COVID-overwhelmed Indian hospitals are growing as beds and oxygen remain short

NEW DELHI (Reuters) – Many Indian hospitals were battling beds and oxygen as COVID-19 infections hit a new daily high on Thursday, with a second wave of infections focusing on the rich western state of Maharashtra.

The total number of infections in India is second only to the United States, with experts accusing them of everything from official satisfaction to aggressive variants. The government blamed the failure to practice physical distance.

The country has produced oxygen at full capacity for each of the last two days, but will have to focus on imports, with the health ministry saying it intends to import 50,000 metric tons.

“The situation is horrible,” said Avinash Gawande, an official at a government hospital in the industrial city of Nagpur, which is battling a flood of patients, as are hospitals in neighboring Gujarat and northern New Delhi.

“We are a 900-bed hospital, but there are about 60 patients waiting and we don’t have room for them.”

Maharashtra, home to the financial capital of Mumbai, began a blockade at midnight on Wednesday, a move that prompted a rush to store essential items in advance.
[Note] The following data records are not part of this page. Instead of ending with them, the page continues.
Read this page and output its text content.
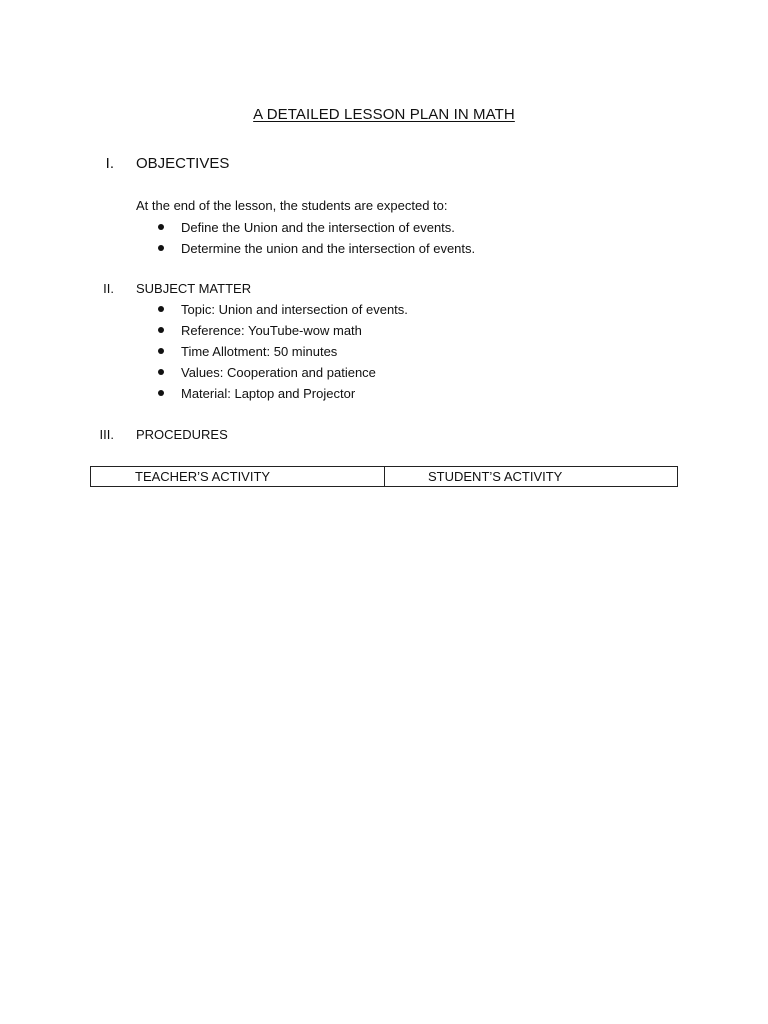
A DETAILED LESSON PLAN IN MATH
I. OBJECTIVES
At the end of the lesson, the students are expected to:
Define the Union and the intersection of events.
Determine the union and the intersection of events.
II. SUBJECT MATTER
Topic: Union and intersection of events.
Reference: YouTube-wow math
Time Allotment: 50 minutes
Values: Cooperation and patience
Material: Laptop and Projector
III. PROCEDURES
TEACHER’S ACTIVITY	STUDENT’S ACTIVITY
The state, the country’s most industrial, was hardest hit by the pandemic.

At Lok Nayak Jai Prakash Narayan Hospital (LNJP) in New Delhi, the largest unit in the country that treats patients with COVID-19, two or three patients were seen dividing individual beds in some wards, a Reuters witness said.

COVID-positive patients – from a one-and-a-half-year-old child to many elderly people – and their relatives continued to drive to the LNJP emergency department, arriving by ambulance, car or car throughout the day.
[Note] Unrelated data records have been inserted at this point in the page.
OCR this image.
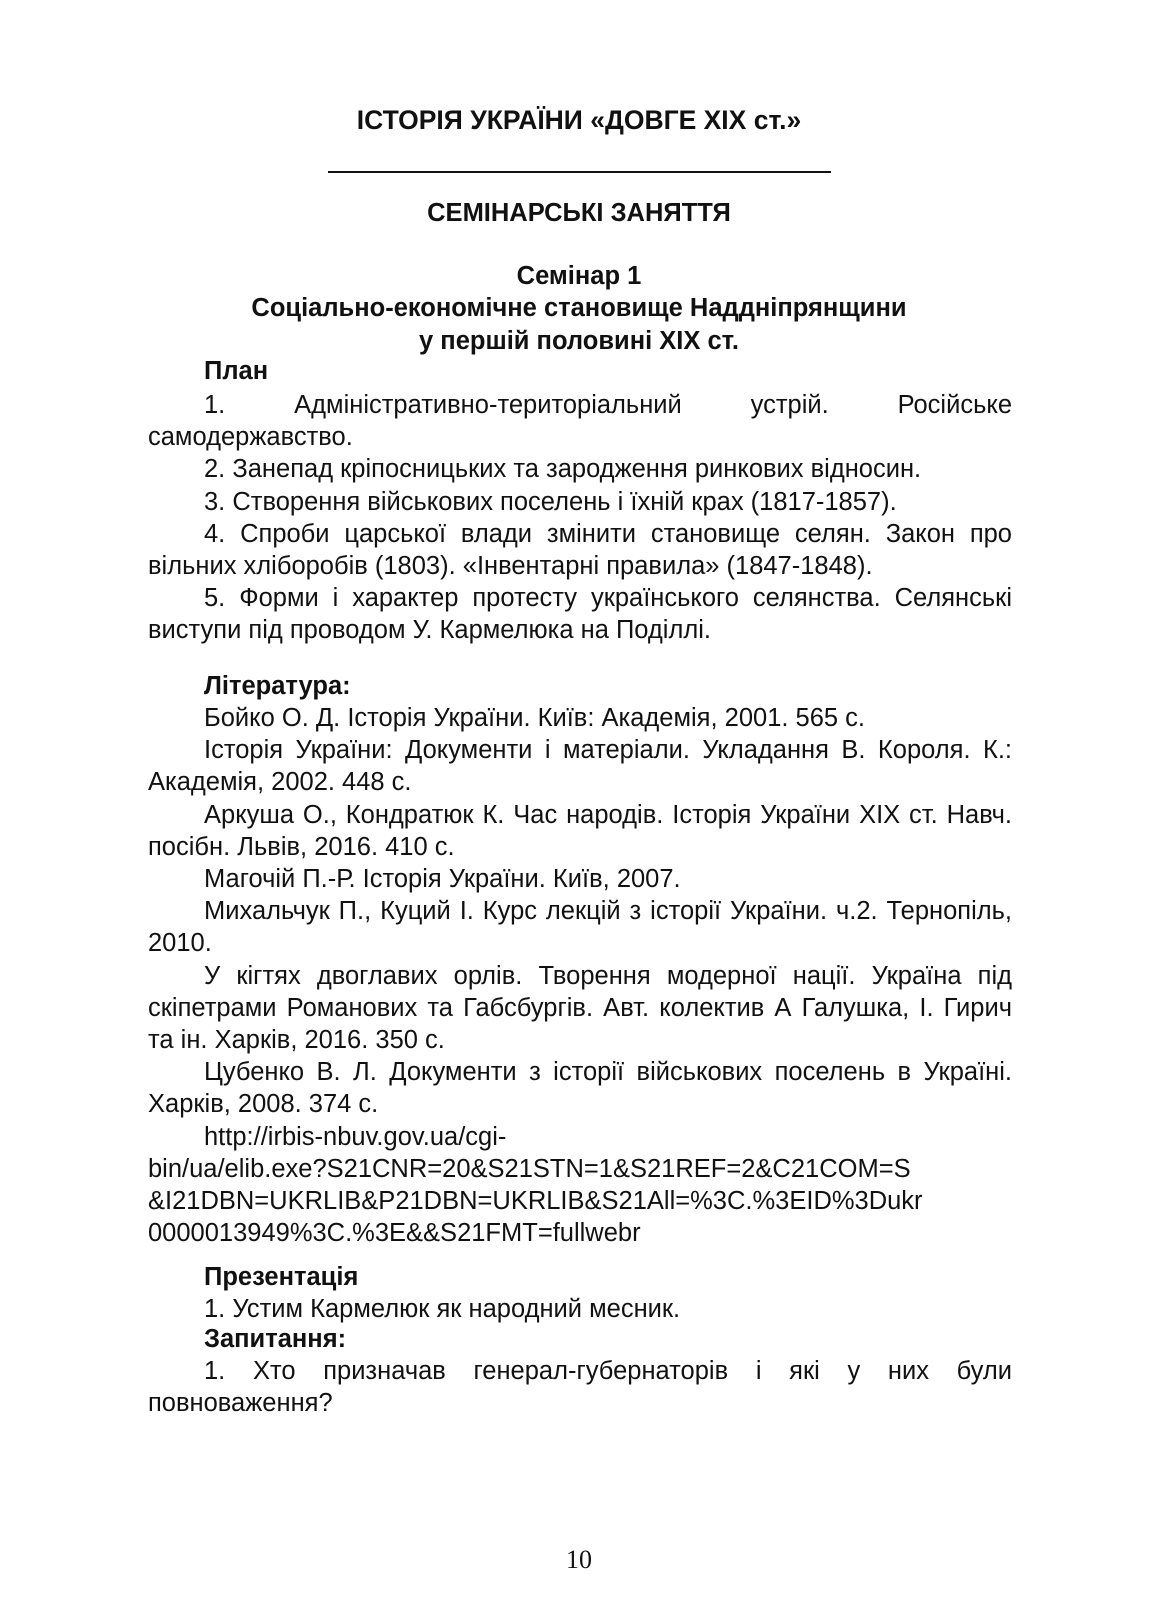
ІСТОРІЯ УКРАЇНИ «ДОВГЕ ХІХ ст.»
СЕМІНАРСЬКІ ЗАНЯТТЯ
Семінар 1
Соціально-економічне становище Наддніпрянщини
у першій половині ХІХ ст.
План

1. Адміністративно-територіальний устрій. Російське самодержавство.

2. Занепад кріпосницьких та зародження ринкових відносин.

3. Створення військових поселень і їхній крах (1817-1857).

4. Спроби царської влади змінити становище селян. Закон про вільних хліборобів (1803). «Інвентарні правила» (1847-1848).

5. Форми і характер протесту українського селянства. Селянські виступи під проводом У. Кармелюка на Поділлі.

Література:

Бойко О. Д. Історія України. Київ: Академія, 2001. 565 с.

Історія України: Документи і матеріали. Укладання В. Короля. К.: Академія, 2002. 448 с.

Аркуша О., Кондратюк К. Час народів. Історія України ХІХ ст. Навч. посібн. Львів, 2016. 410 с.

Магочій П.-Р. Історія України. Київ, 2007.

Михальчук П., Куций І. Курс лекцій з історії України. ч.2. Тернопіль, 2010.

У кігтях двоглавих орлів. Творення модерної нації. Україна під скіпетрами Романових та Габсбургів. Авт. колектив А Галушка, І. Гирич та ін. Харків, 2016. 350 с.

Цубенко В. Л. Документи з історії військових поселень в Україні. Харків, 2008. 374 с.

http://irbis-nbuv.gov.ua/cgi-

bin/ua/elib.exe?S21CNR=20&S21STN=1&S21REF=2&C21COM=S

&I21DBN=UKRLIB&P21DBN=UKRLIB&S21All=%3C.%3EID%3Dukr

0000013949%3C.%3E&&S21FMT=fullwebr

Презентація

1. Устим Кармелюк як народний месник.

Запитання:

1. Хто призначав генерал-губернаторів і які у них були повноваження?

10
“Also, last year we didn’t see such a bad situation. This time the number is very high and growing very fast, going (at a very high speed), so the situation is really alarming,” said the medical director of LNJP, Suresh Kumar.

“We are definitely overworked … Today we have 158 hospitalizations in Lok Nayak alone. All sick patients, all severe patients,” Kumar added.
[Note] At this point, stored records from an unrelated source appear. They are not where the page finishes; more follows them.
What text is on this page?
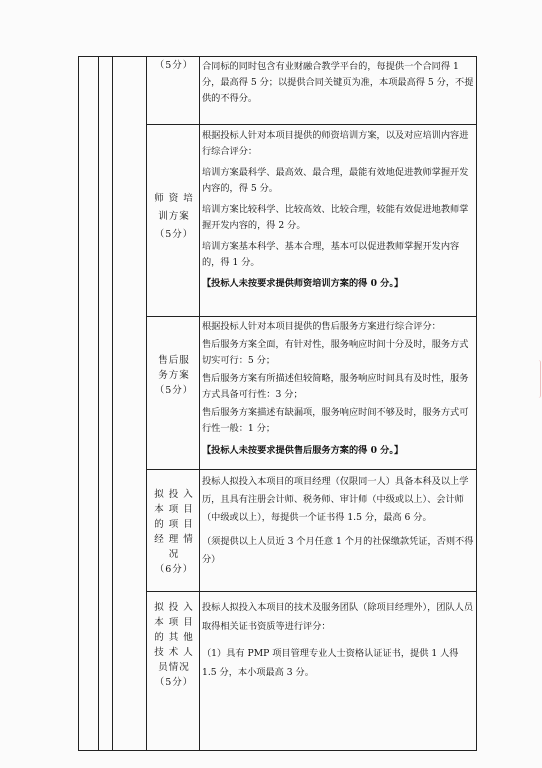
（5分） 合同标的同时包含有业财融合教学平台的，每提供一个合同得 1 分，最高得 5 分；以提供合同关键页为准，本项最高得 5 分，不提供的不得分。

师 资 培
训方案
（5分）

根据投标人针对本项目提供的师资培训方案，以及对应培训内容进行综合评分：

培训方案最科学、最高效、最合理，最能有效地促进教师掌握开发内容的，得 5 分。

培训方案比较科学、比较高效、比较合理，较能有效促进地教师掌握开发内容的，得 2 分。

培训方案基本科学、基本合理，基本可以促进教师掌握开发内容的，得 1 分。

【投标人未按要求提供师资培训方案的得 0 分。】

售后服
务方案
（5分）

根据投标人针对本项目提供的售后服务方案进行综合评分：

售后服务方案全面，有针对性，服务响应时间十分及时，服务方式切实可行：5 分；

售后服务方案有所描述但较简略，服务响应时间具有及时性，服务方式具备可行性：3 分；

售后服务方案描述有缺漏项，服务响应时间不够及时，服务方式可行性一般：1 分；

【投标人未按要求提供售后服务方案的得 0 分。】

拟 投 入
本 项 目
的 项 目
经 理 情
况
（6分）

投标人拟投入本项目的项目经理（仅限同一人）具备本科及以上学历，且具有注册会计师、税务师、审计师（中级或以上）、会计师（中级或以上），每提供一个证书得 1.5 分，最高 6 分。

（须提供以上人员近 3 个月任意 1 个月的社保缴款凭证，否则不得分）

拟 投 入
本 项 目
的 其 他
技 术 人
员情况
（5分）

投标人拟投入本项目的技术及服务团队（除项目经理外），团队人员取得相关证书资质等进行评分：

（1）具有 PMP 项目管理专业人士资格认证证书，提供 1 人得 1.5 分，本小项最高 3 分。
India added 200,739 infections in the last 24 hours, according to the Ministry of Health, for a seventh daily record in the last eight days, while 1,038 deaths took effect at 173,123.

Despite injecting the third largest dose of vaccines in the world, India has covered only a small part of 1.4 billion people.

India said on Thursday that regulators will decide on emergency applications for foreign COVID-19 vaccines within three business days. India’s ambassador to Moscow said deliveries of Russia’s Sputnik V coronavirus vaccine to India should begin before the end of April, TASS news agency reported.

CURVES ORDERED IN THE NEW DELHI

In New Delhi, authorities ordered a firefight over the weekend, placing curbs on malls, gyms, restaurants and some weekly markets.

Outside a major city grave, weeping relatives gathered under the hot sun, waiting for the bodies of their loved ones to be released.

Forty-year-old Prashant Mehra said he had to pay a broker for preferential treatment before he could admit his 90-year-old grandfather to an overcrowded government hospital.

“He died after six or seven hours,” he said.

Oxygen supplies have fallen in places like Gujarat, the home state of Prime Minister Narendra Modi.

“If such conditions persist, the death toll will rise,” the head of a medical corps in the industrial city of Ahmedabad said in a letter to his chief minister.

Reliance Industries, billionaire Mukesh Ambani, will supply 100 metric tons of additional oxygen to Maharashtra, a state minister said.

In the northern city of Haridwar, hundreds of thousands of pilgrims flocked to a Hindu religious festival on the banks of the Ganges on Wednesday, sparking fears of a new wave.